A new state law took effect on Jan. 1, 2004, SB420, which protects Prop 215 patients from arrest provided they cultivate no more than 6 mature or 12 immature plants and possess no more than 8 ounces of dried marijuana. Many counties and cities have established higher guidelines than this state minimum.

 

Physician Guidelines in Recommending Marijuana

 

There was no good precedent to aid the physician in review of a patient’s need for medical marijuana and to make this recommendation legally known. Since cannabis was still illegal to prescribe by federal law, the advent of the physician “Recommendation” became a solution. In this case the physician recognizes the patient’s need for marijuana, advises in favor of its use, but is not able to “order” it for the patient as one would for a drug from a pharmacy. Nevertheless, guidelines for the recommending of marijuana have followed many of the same guidelines as those for pharmaceuticals. Before a physician prescribes a pharmaceutical the physician must advise the patient of the drug’s risks and benefits, so that the patient can make an informed decision as to whether or not to take the substance. Therefore, as with any medicine, the physician makes up to one year “recommendations”, and has follow-up visits with the patient to review the efficacy of the substance and monitor its effect on the patient’s health.

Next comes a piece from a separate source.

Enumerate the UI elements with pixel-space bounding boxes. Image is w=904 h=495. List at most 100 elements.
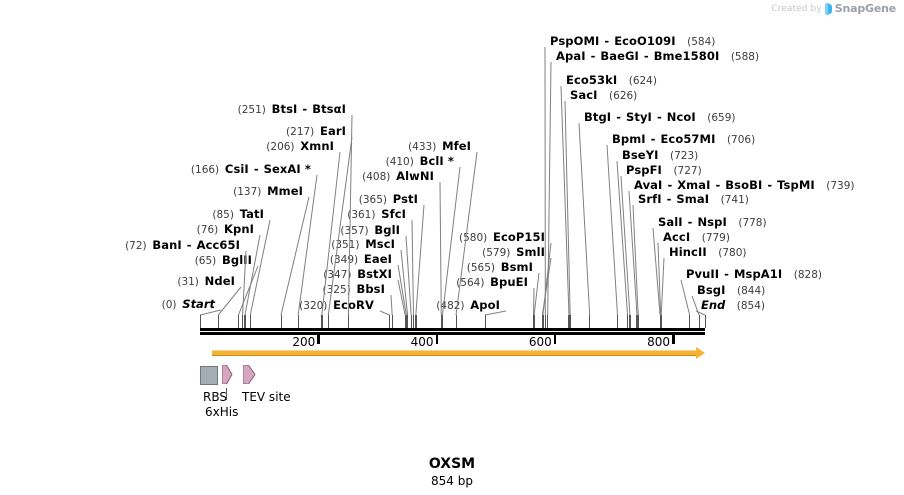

In January 1997 the Medical Board of California published standards for physicians when recommending medical marijuana. According to the board’s new statement, consultation should include:

  • History and good faith examination of the patient
  • Development of a treatment plan with objectives
  • Provision of informed consent including discussion of side effects
  • Periodic review of the treatment’s efficacy
  • Consultation, as necessary
  • Proper record keeping that supports the decision to recommend the use of medical marijuana

 

In May 2004 the Medical Board adopted a statement clarifying the implementation of California’s Compassionate Use Act to insure that California’s physicians and consumers receive appropriate guidance under the law. This provided that the recommendation of medical marijuana by physicians in their medical practice will not have any effect against their physician’s license if they follow good medical practice.

 

What makes California Unique in Marijuana Recommendation.

 

The stipulations of the states’ medical marijuana acts give California the most leeway due to the following distinctions –

Covered conditions – cancer, anorexia, AIDS, chronic pain, spasticity, glaucoma arthritis, migraine, or any other illness for which marijuana provides benefit. Other states stipulate similar specified conditions, but require state approval for other illnesses, if such a clause exists at all. Consequently, the range of covered conditions for which marijuana is approved in California is the widest in the country. It is generally estimated that 40% of patients in CA have a diagnosis of chronic pain. Our work at MediCann Inc. supports this finding, with low back pain topping the list.

The state guidelines for most states restrict possession to the level of 1 to 3 ounces of marijuana. Two states, Oregon and Washington allow up to 24 ounces. The California state limit is 8 ounces, but, many counties have allowed greater than the state minimum, up to 3 pounds. The greatest population of patients having access to higher levels of product is, therefore, found in California.

 

Current estimates are 500,000 medical marijuana patients in California. The Drug Policy Alliance estimated a minimum of 115,000 registered patients in the US in 2005, of which 100,000 were in CA. Therefore approximately 80% of all registered medical marijuana patients were estimated to be in California! And this number is rapidly expanding. The concentration of medical marijuana patients varies between different regions of the state, being highest in Northern California, coincidentally where local county law is more favorable toward medical marijuana cultivation and possession.